I thought that I was done setting all the boundaries I needed to. I was not able to transition into my next life stage without this. For starters, the Universe withheld my husband until I had physically and emotionally removed myself from certain unholy alliances.

 

It was almost like magic. Once I had shifted my perspective, my aura was fresh and clear, and Mr T. was delivered. So efficiently. It happened within weeks. At the start of 2009, I was committed to self-growth, healing, and a life on my own. I had finally found my inner bliss.

 

It was so quick; our dearest late Aunty D had asked Mr T. if there was a baby on the way.

 

By the end of 2009, the country was not only hysterical amidst the hyped-up first African World Cup, but I was also engaged and planning a wedding for 17 January 2010. It was so quick; our dearest late Aunty D had asked Mr T. if there was a baby on the way. I would have asked the same question.

 

Since then, there hadn’t been the need to consider boundaries as in my experience, they were mainly physical and emotional, from one too many ‘entanglements’ over the years. Side note. Thank you, Jada Pinkett Smith, for this eloquent encapsulation of situations that cannot be dignified as relationships.

 

Anyway, as I had crossed that Rubicon – damn, it was so hard and took years of self-imposed torment, tears, and heartache – creating boundaries was no longer an issue for me.
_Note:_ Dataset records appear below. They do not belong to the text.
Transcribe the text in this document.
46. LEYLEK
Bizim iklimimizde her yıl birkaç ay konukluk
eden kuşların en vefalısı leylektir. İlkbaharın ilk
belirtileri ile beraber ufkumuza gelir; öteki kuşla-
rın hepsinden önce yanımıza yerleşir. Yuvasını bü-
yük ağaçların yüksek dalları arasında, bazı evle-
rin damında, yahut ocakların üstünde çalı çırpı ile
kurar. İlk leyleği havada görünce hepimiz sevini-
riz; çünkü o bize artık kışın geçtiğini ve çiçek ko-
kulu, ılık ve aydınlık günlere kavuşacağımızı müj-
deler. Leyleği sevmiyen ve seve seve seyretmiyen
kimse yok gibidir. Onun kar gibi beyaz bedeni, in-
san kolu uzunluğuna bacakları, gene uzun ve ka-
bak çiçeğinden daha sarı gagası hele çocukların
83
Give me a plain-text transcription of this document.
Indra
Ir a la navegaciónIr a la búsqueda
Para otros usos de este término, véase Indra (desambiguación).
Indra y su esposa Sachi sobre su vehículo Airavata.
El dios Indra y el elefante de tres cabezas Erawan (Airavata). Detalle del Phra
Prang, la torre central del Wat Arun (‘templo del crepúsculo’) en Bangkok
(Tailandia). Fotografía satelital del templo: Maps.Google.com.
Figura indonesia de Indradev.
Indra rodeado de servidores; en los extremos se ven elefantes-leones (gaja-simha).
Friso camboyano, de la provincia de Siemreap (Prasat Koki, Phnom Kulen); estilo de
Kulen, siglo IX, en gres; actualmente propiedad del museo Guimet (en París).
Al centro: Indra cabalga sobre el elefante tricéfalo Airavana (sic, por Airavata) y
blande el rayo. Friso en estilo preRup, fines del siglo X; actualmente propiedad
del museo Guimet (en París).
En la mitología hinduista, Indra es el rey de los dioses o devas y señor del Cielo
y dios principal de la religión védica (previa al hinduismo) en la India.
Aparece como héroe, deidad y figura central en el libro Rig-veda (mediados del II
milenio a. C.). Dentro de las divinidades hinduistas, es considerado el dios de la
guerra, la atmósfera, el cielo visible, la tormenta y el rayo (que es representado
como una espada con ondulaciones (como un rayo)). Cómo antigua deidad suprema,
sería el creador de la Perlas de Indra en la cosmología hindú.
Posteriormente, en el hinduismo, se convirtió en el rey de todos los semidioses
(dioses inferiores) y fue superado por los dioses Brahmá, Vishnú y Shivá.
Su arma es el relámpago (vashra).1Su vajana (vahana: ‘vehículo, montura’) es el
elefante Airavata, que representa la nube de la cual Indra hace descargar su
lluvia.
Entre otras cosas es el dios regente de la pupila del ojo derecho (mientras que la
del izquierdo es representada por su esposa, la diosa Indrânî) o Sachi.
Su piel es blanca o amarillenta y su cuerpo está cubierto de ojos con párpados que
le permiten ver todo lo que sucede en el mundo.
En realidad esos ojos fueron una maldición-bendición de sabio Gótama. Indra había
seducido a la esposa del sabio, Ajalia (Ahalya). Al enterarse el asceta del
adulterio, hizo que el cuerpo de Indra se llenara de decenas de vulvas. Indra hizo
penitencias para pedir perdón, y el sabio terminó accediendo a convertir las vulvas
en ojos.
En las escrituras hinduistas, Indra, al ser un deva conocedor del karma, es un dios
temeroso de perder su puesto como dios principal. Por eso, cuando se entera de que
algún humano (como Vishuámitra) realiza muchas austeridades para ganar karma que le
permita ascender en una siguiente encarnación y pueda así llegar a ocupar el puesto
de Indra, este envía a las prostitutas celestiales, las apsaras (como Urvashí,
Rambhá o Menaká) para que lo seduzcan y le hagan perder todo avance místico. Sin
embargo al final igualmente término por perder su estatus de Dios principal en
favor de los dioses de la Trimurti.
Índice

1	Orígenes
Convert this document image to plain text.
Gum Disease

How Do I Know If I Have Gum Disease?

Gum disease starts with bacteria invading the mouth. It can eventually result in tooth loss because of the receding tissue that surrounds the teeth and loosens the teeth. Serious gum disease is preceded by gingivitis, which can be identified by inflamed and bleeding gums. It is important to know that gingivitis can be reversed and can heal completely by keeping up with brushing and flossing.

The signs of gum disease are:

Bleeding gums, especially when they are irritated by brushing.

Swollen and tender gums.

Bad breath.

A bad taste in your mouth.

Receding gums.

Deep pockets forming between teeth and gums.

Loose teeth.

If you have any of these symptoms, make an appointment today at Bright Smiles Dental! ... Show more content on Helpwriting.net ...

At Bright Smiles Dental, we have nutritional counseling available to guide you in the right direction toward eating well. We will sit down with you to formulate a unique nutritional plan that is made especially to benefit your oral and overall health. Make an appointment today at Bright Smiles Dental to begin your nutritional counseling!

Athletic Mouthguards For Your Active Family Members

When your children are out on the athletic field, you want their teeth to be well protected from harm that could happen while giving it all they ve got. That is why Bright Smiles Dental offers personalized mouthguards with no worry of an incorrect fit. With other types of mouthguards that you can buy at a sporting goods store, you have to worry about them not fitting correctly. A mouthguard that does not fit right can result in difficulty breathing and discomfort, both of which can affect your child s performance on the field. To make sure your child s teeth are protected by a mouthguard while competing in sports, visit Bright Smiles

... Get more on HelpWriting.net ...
I was lulled into ignorance.

 

Until I was minding my own business, having a leisurely breakfast, when That Healing Chick infiltrated my subconscious by mentioning some boundaries she’s had to set. The word ‘boundaries’ stayed in mind, not connected to anything, just floated around. It was only a couple of days later when I had one of Oprah’s Aha Moments.

 

Now the details of the boundaries I need to set are irrelevant. What is important is the process of identifying that a boundary must be created, and then what to do about it.

 

I’ve usually been asked to do something or someone has said something that has jarred my inner space and my reaction is not my truth.

 

Here’s my truth. Sometimes things don’t sit well with me, and I often can’t articulate it immediately, I just feel off-centre. Something is not right. My inner knowing has been violated. I’ve usually been asked to do something or someone has said something that has jarred my inner space and my reaction is not my truth. Rather, it’s what society believes I should do or say. That’s all you need for your boundary has been crossed.

 

There’s never a good reason for any boundary to be crossed. It’s always easy to draw a line with a stranger or someone we’re not emotionally invested in. The difficulty is when the proximity gets closer, family, friends, and colleagues.

 

Now there’s a range of reasons why one could feel that one’s boundaries have been crossed. You’re exhausted, and need your version of self-care but your ‘draining’ friend ‘needs’ you, so you make yourself available.

 

I get why some people have taken the ‘blue tick’ off.

 

And here’s my favourite everyday reason that I think most can relate to. Someone sends a Whatsapp text, and you feel you (a) need to read it and (b) respond right now. I get why some people have taken the ‘blue tick’ off. I’m trying to get to a place where you can see that I’ve read it, but I don’t need to reply in real-time. You have no idea what I’m doing, why I cannot pay attention to the message at that particular time.

 

Oh, and we need to release the need for explanations! ‘No’ is a full and complete sentence. But we over-explain ourselves. Why? The need for outside validation.

 

But back to preserving our sacred spaces and not feeling responsible for everyone else especially when we’re healing ourselves. It starts with realising that you are responsible for you. This equally applies to others on their own unique journeys. We arrived here on our own, we will transition on our own.

 

There’s no need to make decisions in the now.

 

The other thing that I need to put into practice more often is the simple phrase, “I’ll consider it and let you know” or any iteration of that. There’s no need to make decisions in the now. We can live there, but there’s no urgency for decisions in the now.

 

This simple phrase is so honest and preserves the dignity of all parties. If someone is not able to deal with that ‘pause’, again, that’s not your problem. The hysteria and chaos that someone else is experiencing is not your responsibility. No-one has a right to emotionally blackmail you into anything. Love, attention, time, money, whatever. Whether they realise it or not.

 

Finally, it’s very important to understand that we don’t really ‘help’ others when their demands strain us, and negatively charge our energy. It’s like a vortex, you’re absorbed unwittingly, almost helpless. This creates co-dependencies, and they don’t ever get their lessons and heal. Heard of tough love? It’s tough.

 

Dear hearts, creating boundaries and nurturing Self is the first tenet of love.